Release date:2021-12-28Author source:KinghelmViews:232


Summary:

With the continuous development of mobile communication network, operators have different frequency band resources of high, medium and low. Radio band resources are valuable strategic resources. How to make rational and efficient use of spectrum resources is the primary problem for operators.

At present, 2.1g and 3.5G bands are the mainstream bands for 5g network deployment. This paper compares the coverage performance of 2.1g and 3.5G from two aspects of link budget and field test, analyzes their differences in coverage performance and service bearing in detail, and demonstrates the defects of independent networking in 3.5G band and the improvement of subsequent networking efficiency by replanting 2.1g band. Combined with the current network situation of Shandong Unicom, this paper puts forward the corresponding construction strategy. It provides an important basis for the follow-up 5g network construction.


01

summary

With the promulgation of 5g license, China's 5g network commerce began. The Ministry of industry and information technology authorizes China Unicom to use 3.5 GHz as 5g band. The 3.5G band has the best industrial support in the world. However, the 3.5G band has high frequency and faster signal attenuation. The deployment of 5g network based on 3.5G frequency band will need to add more base stations, and the corresponding base station equipment investment and supporting investment will also be greatly improved. How to build a high-quality and competitive 5g network at low cost has become an important issue in front of China Unicom.

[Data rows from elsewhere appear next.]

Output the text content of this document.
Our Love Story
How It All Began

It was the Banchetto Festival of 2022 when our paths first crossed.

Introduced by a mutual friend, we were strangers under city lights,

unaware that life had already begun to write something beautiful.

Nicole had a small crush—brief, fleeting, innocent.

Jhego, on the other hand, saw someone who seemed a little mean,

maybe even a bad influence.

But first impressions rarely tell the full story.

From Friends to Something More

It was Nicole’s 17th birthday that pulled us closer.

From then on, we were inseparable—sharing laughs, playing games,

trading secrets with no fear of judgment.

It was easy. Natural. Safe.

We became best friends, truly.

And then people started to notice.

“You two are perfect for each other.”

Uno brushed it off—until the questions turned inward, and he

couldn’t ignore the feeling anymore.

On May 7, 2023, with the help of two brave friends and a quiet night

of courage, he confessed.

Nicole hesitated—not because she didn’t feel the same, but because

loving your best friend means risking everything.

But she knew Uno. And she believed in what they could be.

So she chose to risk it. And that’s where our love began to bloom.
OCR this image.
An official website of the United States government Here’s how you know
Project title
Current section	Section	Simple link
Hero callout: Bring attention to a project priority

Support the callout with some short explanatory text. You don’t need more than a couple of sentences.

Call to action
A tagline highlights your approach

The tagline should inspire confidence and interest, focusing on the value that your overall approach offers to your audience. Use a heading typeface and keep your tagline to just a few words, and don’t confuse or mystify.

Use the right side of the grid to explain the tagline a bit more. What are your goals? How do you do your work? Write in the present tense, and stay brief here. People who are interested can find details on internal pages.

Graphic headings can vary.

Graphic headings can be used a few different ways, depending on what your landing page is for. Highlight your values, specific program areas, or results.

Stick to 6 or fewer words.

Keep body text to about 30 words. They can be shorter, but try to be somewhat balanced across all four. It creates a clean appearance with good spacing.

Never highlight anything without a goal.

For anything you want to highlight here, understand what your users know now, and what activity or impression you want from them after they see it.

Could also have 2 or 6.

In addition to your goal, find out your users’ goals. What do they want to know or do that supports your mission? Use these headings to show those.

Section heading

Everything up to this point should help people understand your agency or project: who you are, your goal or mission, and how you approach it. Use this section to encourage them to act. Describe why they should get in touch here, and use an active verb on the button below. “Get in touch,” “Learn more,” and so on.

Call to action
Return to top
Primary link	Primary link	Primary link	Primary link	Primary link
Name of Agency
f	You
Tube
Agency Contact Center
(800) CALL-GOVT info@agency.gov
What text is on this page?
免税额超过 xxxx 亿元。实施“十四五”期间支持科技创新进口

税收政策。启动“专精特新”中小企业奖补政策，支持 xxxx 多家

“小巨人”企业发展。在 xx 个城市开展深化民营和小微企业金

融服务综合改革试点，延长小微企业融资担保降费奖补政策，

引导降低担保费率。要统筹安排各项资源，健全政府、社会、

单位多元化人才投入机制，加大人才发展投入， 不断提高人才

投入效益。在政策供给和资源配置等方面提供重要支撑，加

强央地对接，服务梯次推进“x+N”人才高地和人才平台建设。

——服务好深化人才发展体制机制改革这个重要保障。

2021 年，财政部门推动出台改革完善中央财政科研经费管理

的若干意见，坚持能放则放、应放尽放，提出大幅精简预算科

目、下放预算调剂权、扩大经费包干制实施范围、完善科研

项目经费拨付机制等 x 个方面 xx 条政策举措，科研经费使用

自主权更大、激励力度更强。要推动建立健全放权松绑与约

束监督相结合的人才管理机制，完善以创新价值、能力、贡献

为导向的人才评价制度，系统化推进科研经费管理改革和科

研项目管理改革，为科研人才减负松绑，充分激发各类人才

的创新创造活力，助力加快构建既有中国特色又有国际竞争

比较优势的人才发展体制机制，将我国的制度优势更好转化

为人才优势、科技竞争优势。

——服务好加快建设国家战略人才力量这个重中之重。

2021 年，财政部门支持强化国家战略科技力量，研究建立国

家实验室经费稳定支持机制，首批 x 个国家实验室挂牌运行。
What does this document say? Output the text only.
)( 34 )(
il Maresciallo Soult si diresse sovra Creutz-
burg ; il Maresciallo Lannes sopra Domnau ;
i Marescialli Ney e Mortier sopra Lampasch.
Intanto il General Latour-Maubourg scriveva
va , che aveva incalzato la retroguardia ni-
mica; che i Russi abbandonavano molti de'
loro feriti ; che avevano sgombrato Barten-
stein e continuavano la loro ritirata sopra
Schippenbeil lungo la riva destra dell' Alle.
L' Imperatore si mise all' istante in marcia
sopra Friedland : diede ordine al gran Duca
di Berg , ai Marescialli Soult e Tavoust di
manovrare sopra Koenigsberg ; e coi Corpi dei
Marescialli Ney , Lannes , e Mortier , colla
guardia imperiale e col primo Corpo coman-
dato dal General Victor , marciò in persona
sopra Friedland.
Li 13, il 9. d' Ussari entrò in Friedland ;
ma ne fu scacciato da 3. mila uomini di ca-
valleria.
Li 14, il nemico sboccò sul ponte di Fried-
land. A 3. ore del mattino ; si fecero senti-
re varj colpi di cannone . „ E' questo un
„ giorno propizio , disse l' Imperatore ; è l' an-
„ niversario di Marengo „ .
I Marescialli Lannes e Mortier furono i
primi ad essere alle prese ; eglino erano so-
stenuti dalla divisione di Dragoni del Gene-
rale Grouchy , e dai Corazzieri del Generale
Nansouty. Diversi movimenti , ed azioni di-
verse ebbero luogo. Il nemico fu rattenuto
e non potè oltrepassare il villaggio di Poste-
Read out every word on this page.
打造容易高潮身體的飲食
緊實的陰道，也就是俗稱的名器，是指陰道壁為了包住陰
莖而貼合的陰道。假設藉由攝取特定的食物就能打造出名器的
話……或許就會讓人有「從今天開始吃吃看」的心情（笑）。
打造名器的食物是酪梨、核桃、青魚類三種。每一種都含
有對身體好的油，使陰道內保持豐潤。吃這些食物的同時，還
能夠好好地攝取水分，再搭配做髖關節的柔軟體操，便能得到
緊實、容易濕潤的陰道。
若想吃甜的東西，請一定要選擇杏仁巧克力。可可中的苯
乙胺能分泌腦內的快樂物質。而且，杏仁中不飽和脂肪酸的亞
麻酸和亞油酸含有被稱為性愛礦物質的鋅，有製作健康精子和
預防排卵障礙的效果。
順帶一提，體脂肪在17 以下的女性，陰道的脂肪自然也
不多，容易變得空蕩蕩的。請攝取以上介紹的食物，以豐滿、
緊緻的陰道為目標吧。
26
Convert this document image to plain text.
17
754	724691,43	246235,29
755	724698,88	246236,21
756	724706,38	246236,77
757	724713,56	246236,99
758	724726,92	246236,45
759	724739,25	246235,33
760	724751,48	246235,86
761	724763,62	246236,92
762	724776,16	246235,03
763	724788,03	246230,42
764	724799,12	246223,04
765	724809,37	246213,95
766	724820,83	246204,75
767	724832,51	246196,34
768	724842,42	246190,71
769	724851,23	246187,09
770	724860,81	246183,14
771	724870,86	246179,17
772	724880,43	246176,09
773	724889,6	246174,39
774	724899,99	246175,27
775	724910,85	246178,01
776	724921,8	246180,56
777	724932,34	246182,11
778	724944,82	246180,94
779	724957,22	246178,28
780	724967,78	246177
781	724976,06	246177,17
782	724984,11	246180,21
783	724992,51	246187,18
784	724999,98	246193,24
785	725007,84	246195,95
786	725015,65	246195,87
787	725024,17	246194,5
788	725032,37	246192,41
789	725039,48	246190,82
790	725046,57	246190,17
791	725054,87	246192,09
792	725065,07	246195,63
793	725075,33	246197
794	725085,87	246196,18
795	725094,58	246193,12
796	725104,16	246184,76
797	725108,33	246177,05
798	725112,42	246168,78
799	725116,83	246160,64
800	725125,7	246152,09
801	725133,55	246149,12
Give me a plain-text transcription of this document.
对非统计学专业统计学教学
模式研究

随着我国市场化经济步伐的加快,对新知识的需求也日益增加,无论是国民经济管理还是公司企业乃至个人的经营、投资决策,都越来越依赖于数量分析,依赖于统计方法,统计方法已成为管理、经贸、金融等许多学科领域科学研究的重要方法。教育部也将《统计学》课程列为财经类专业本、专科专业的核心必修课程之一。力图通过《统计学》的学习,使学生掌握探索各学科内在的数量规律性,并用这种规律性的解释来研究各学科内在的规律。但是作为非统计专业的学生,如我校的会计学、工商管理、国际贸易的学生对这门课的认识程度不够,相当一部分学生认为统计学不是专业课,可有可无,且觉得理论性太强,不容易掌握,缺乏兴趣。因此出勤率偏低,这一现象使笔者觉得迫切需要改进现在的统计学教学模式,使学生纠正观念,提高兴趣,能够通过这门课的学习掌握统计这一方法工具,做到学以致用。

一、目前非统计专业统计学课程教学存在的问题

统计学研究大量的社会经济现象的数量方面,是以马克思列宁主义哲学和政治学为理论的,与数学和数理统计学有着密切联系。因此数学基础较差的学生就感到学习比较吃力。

With China Unicom and China Telecom starting to build and share 5g network, this opportunity has brought opportunities for the construction of 5g network. At present, China Unicom 3G network has 15 MHz bandwidth in 2.1g band, 4G network has 10 MHz bandwidth in 2.1g band, and China Telecom 4G network has 20 MHz bandwidth in 2.1g band. China Unicom and China Telecom have 45 MHz bandwidth in the 2.1g band. In addition, the remaining 10 MHz bandwidth in the domestic 2.1g band has not been allocated. If approved for use, China Unicom and China Telecom will have 55 MHz bandwidth in the 2.1g band. Radio band resources are valuable strategic resources. How to make rational and efficient use of 2.1g band and 3.5G band in 5g network is the primary problem considered by operators. Combined with link budget and field test, this paper compares and analyzes the coverage performance and service bearing of 2.1g and 3.5G frequency bands, analyzes their differences in coverage performance and service bearing in detail, and demonstrates the defects of independent networking in 3.5G frequency band and the improvement of subsequent networking efficiency by replanting 2.1g frequency band, Combined with the current network situation of Shandong Unicom, this paper puts forward the corresponding construction strategy, which provides an important basis for the follow-up 5g network construction.


02

Theoretical analysis of 2.1g and 3.5G band coverage

3GPP protocol stipulates that b42 band is 3.5G band, B1 band is 2.1g band, B3 band is 1.8g band and B41 band is 2.6g band. The wavelength of the 3.5G band is shorter than that of the 2.1g band, and the natural penetration, diffraction and diffraction capabilities of the 3.5G band are worse than those of the 2.1g band, resulting in insufficient uplink coverage on the terminal side.

Taking the B3 band (1.8g band) of the existing network as the reference point, calculate the link budget theoretical values of 1.8g, 3.5G, 2.1g and 2.6g bands respectively. Through the comparison of uplink budget results, it can be found that the uplink capacity of 3.5G band is 7.7 DB worse than that of 2.1g band (4t4r) and 4.2 DB worse than that of 2.6g band.


Table 1 shows the uplink budget results.  
 
     
 
 


It can be seen that the uplink coverage of 5g network independently deployed in 3.5G band is poor compared with that in 2.1g band.


03

Measured uplink coverage capacity of 2.1g and 3.5G frequency bands

The base station in Gude square, Weifang Development Zone is selected for the test. Since there is no NR terminal supporting 2.1g at present, during the field test, 2.1g 4t4r LTE equipment and 3.5g 64tr NR equipment are deployed at the same station to conduct the field comparison test on the uplink coverage capacity of 3.5G and 2.1g frequency bands.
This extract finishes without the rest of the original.